LCGA Events

Artist Talk

Jun 20 2009 3:16PM
Limerick City Gallery of Art

Untitled, Gillian Kenny, Oil on Canvas, 2008

 

 

Limerick based artist Gillian Kenny in conversation with LCGA Curator / Director Mike Fitzpatrick will discuss her current exhibition of over thirty new paintings.  Her sources for the work include a collection of old picture postcards, self generated images of her travels in Canada and North America and her hometown, Limerick. These offer a rich vein of images of constructed land, city and seascape to work through. Kenny, in A Place to Stay moves from her previous direct engagement with the subject of urban spaces to these idealised or constructed representations.

 

Kenny’s pictorial odyssey precedes from the early appropriated childhood memories of Kilkee onto a depiction of the Dublin airport terminal with a cosy green Aer Lingus Aeroplane. Motels feature in her paintings, places she stayed in and photographed. Travelling North through upstate New York we are presented with an icon of early tourism, the spectacular visitor attraction ‘ Niagara Falls ’. Here Kenny creates a vibrant amalgam of the falls and a trail of yellow poncho clad tourists which makes the site and the visitor one circular entity.

 

The social history of travel is alluded to.
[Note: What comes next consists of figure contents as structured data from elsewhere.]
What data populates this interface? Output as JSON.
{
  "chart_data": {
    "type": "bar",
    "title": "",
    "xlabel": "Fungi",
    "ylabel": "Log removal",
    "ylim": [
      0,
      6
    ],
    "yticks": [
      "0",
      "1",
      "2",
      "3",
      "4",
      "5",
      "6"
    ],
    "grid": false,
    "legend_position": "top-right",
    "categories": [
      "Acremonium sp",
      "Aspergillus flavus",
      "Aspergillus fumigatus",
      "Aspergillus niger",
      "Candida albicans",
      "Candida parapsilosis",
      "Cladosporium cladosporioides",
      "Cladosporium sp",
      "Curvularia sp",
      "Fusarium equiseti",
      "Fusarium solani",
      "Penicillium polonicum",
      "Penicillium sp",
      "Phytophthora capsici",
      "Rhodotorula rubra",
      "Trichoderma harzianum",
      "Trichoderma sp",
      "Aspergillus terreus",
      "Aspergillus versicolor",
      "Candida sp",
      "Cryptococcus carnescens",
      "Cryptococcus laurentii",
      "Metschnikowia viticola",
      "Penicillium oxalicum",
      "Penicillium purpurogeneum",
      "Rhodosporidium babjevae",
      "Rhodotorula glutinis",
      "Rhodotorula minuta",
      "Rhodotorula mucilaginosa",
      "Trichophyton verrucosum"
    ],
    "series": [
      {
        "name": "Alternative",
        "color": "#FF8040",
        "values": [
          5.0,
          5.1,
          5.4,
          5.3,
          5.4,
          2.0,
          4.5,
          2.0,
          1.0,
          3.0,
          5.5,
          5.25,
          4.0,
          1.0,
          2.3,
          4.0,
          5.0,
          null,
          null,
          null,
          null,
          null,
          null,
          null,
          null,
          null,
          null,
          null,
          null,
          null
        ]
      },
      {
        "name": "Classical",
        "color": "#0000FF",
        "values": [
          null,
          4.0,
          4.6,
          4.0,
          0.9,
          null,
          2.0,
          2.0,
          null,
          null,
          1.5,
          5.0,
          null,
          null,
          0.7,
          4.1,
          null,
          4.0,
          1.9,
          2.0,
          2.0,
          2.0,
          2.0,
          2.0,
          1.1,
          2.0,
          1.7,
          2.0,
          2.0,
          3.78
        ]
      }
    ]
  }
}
There is a familiarity involved, partly due to the appropriation of highly saturated Hinde and Dollard postcards. These were perhaps found in Kenny’s research, as keepsakes of relatives of early holidays and reflections of mass tourism in its early stages. The destinations featured in the paintings include Blackpool, Dublin Airport , the Italian Riviera and several wonderful poolside images.

 

Barrington ’s Pier is an exception to the above series as it provides a counter point to the ‘happy’ land images of the postcards. Barrington’s Pier was a place Limerick people could go to be close to the water. The new Condell Road has now left the pier as a curious cut off entity and the painting captures this image of empty benches leading the viewer to the end of the pier. The painting seems to indicate both ‘home’, a familiar local place and a waiting room for departure. Collectively these paintings are a significant moment in Kenny’s journey as a painter.